Careful, they'll get you for daring to voice that opinion, mobile phone users are vilified here.
Two weeks ago, driving my lorry on the 4 lane section of M4 between M5 and M32 Bristol a fully marked BMW X5 pulled out from behind me, and slowed down at the exact point so he could closely examine me in the drivers mirror, now i wasn't driving erratically nor tailgating nor speeding nor had i pulled out on anyone so no reason to suspect i was doing anything but driving normally, this bod was clearly looking for mobile phone or similar criminal activity, maybe a banned kitkat munch, to tick the particular fad nick box of the day.
He looked a miserable blighter and one could imagine the condescending talking to had i been the dastardly criminal our hero was hoping for.
Meanwhile all sorts of tailgating pushing in swerving dangerous lane changes, yes and the ocassional hand held mobile use, by others, resumed all around once the BMW was out of view.

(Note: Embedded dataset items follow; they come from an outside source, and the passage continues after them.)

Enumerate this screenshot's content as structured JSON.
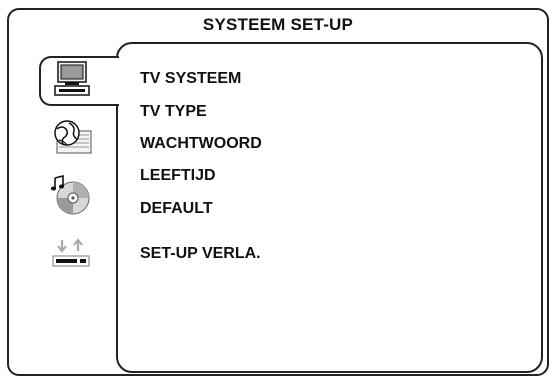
{
  "window": {
    "title": "SYSTEEM SET-UP"
  },
  "sidebar": {
    "icons": [
      {
        "name": "tv-monitor-icon",
        "selected": true
      },
      {
        "name": "language-globe-icon",
        "selected": false
      },
      {
        "name": "audio-disc-icon",
        "selected": false
      },
      {
        "name": "dvd-player-icon",
        "selected": false
      }
    ]
  },
  "menu": {
    "items": [
      {
        "label": "TV SYSTEEM"
      },
      {
        "label": "TV TYPE"
      },
      {
        "label": "WACHTWOORD"
      },
      {
        "label": "LEEFTIJD"
      },
      {
        "label": "DEFAULT"
      },
      {
        "label": "SET-UP VERLA."
      }
    ]
  }
}
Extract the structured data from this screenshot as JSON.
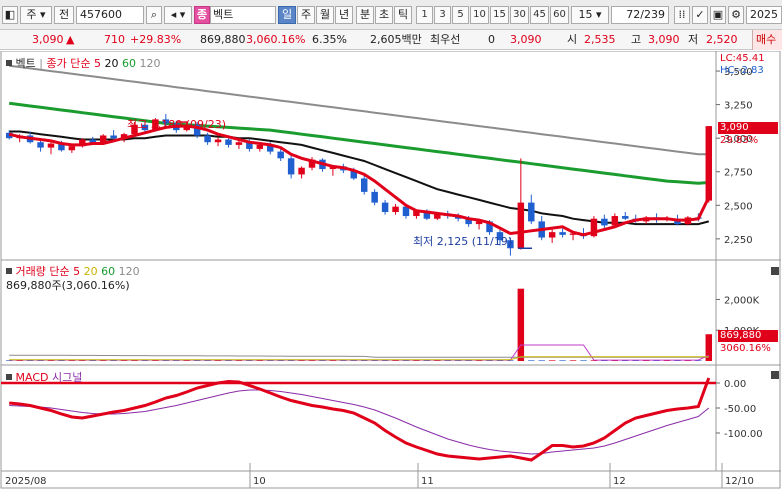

As for drink driving, its not those who stick to the limits whatever they may be, it's those who lose all sense when they've had a skinful who are the real problem, and no one is talking about the other elephant in the room, the increasing use of that foul drug cannabis, which isn't the harmless recreational weed progressives and those who wish to make money from legitimate sales (and tax it) would have you believe.